Another protein, Sprouty, inhibits EGFR internalization and ubiquitination by the inhibition of c- Cbl, thus inducing a recycling of the receptor to the membrane (Wong et al., 2002;Stang et al., 2004;Haglund et al., 2005). After internalization, EGFR transits from early to late endosomes where it still signals (Sorkina et al., 2002) and then, to multivesicular bodies (MVB) where it is degraded by lysosomes (Repetto et al., 2007). Even if lysosomal degradation is the commonly admitted pathway, these past decades, several groups showed that EGFR could also be degraded via the proteasome. So far, many studies showed that inhibition of the proteasome by inhibitors (MG132, bortezomib) decreased EGFR degradation (Longva et al., 2002;Sloss et al., 2008;Feng et al., 2007), increased its activation (Sloss et al., 2008;Sloss et al., 2010) and increased its recycling to the membrane (Levkowitz et al., 1998). Levkowitz et al. also showed that EGFR could be degraded by the 26S, a component of the proteasome, in vitro (Levkowitz et al., 1999). Recently, Zhou et al. (Zhou and Yang, 2011) characterized degradation of activated EGFR via the proteasome as c-Cbl independent.
40
Figure 22: a model of EGFR internalization and degradation mechanism (from (Thien and Langdon, 2005));
(a) Growth factor (GF) binding induces RTK tyrosine phosphorylation and the recruitment of Cbl to the activated receptor by adaptor proteins such as Grb2, which is required to support receptor endocytosis.
This allows the TKB domain to engage a specific phosphotyrosine on the RTK. Activation of Src kinases after GF binding induces the tyrosine phosphorylation of Cbl and other proteins, including Sprouty.

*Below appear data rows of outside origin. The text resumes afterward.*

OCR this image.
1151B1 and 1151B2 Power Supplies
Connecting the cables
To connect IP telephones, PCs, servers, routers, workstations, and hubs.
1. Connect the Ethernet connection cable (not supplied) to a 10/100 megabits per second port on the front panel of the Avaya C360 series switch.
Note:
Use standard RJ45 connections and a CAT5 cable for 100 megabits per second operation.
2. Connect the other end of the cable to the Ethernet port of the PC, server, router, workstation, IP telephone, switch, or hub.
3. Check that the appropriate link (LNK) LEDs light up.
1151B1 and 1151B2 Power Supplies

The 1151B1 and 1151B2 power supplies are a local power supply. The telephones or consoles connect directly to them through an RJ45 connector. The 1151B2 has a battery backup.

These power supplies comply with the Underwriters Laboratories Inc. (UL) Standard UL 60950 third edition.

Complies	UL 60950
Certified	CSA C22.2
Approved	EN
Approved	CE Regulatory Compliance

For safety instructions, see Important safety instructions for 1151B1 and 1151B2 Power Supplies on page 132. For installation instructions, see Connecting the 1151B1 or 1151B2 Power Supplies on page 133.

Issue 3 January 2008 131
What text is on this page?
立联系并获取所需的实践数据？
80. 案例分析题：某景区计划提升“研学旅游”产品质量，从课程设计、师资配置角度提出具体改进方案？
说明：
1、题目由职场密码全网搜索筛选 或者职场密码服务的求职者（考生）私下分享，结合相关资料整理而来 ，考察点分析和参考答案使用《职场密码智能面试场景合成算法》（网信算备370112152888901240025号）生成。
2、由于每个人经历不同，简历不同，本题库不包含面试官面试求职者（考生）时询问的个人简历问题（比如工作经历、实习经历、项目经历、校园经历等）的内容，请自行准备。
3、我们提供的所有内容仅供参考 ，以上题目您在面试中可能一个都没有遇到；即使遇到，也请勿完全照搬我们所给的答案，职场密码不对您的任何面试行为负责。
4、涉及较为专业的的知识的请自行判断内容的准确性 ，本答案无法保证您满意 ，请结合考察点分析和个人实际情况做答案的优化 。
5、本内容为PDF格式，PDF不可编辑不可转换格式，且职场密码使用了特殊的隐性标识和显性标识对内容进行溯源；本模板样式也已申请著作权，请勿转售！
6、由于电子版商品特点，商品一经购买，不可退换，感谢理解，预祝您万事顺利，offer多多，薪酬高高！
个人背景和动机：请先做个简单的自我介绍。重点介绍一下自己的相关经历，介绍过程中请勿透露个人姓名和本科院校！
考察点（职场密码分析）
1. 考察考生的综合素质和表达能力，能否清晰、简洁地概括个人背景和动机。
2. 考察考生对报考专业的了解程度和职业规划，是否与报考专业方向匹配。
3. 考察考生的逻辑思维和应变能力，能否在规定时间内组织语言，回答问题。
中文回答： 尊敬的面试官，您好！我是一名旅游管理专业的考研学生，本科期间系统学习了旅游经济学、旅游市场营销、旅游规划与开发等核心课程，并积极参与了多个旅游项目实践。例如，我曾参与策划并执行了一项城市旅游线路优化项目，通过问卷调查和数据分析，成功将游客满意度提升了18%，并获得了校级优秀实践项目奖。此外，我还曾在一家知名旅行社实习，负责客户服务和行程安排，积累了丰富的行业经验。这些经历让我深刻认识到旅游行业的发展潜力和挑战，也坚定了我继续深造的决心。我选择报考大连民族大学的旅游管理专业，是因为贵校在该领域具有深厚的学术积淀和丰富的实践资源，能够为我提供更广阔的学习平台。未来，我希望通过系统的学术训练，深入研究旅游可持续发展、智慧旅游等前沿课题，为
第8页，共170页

The association of Sprouty with the RING finger domain initially inhibits Cbl's recruitment of Ubc enzymes (E2s), but tyrosine phosphorylation of Sprouty removes this inhibition by displacing it from the RING finger to now interact with the TKB domain (b). This allows the RING finger to recruit an E2 conjugating enzyme which promotes the polyubiquitylation of Sprouty (c) and its subsequent proteasomal degradation (d). The TKB domain is freed to target the receptor (pTyr1045 of the EGF receptor) and the E3 ligase function of Cbl can then catalyse the transfer of a ubiquitin molecule from the RING-finger-bound E2 to the RTK (e). This process has been found to be sufficient to mediate receptor internalization. Continued addition of ubiquitin moieties leads to multi-ubiquitylation which marks the RTK for intracellular trafficking to the lysosome, where the receptor is degraded. Tyrosine phosphorylation of Cbl also enhances the recruitment of a CIN85–
endophilin complex through a novel proline-arginine motif (shown as PR). This protein complex helps to promote receptor internalization by causing the membrane to invaginate. Cbl tyrosine phosphorylation also recruits SH2-domain-containing proteins, such as Crk and p85 (not shown), and this recruitment can enhance signalling responses from the receptor. For simplicity, the Grb2–Cbl interaction is not shown in (e), although it still contributes to maintaining Cbl's association with the receptor. Ub, ubiquitin.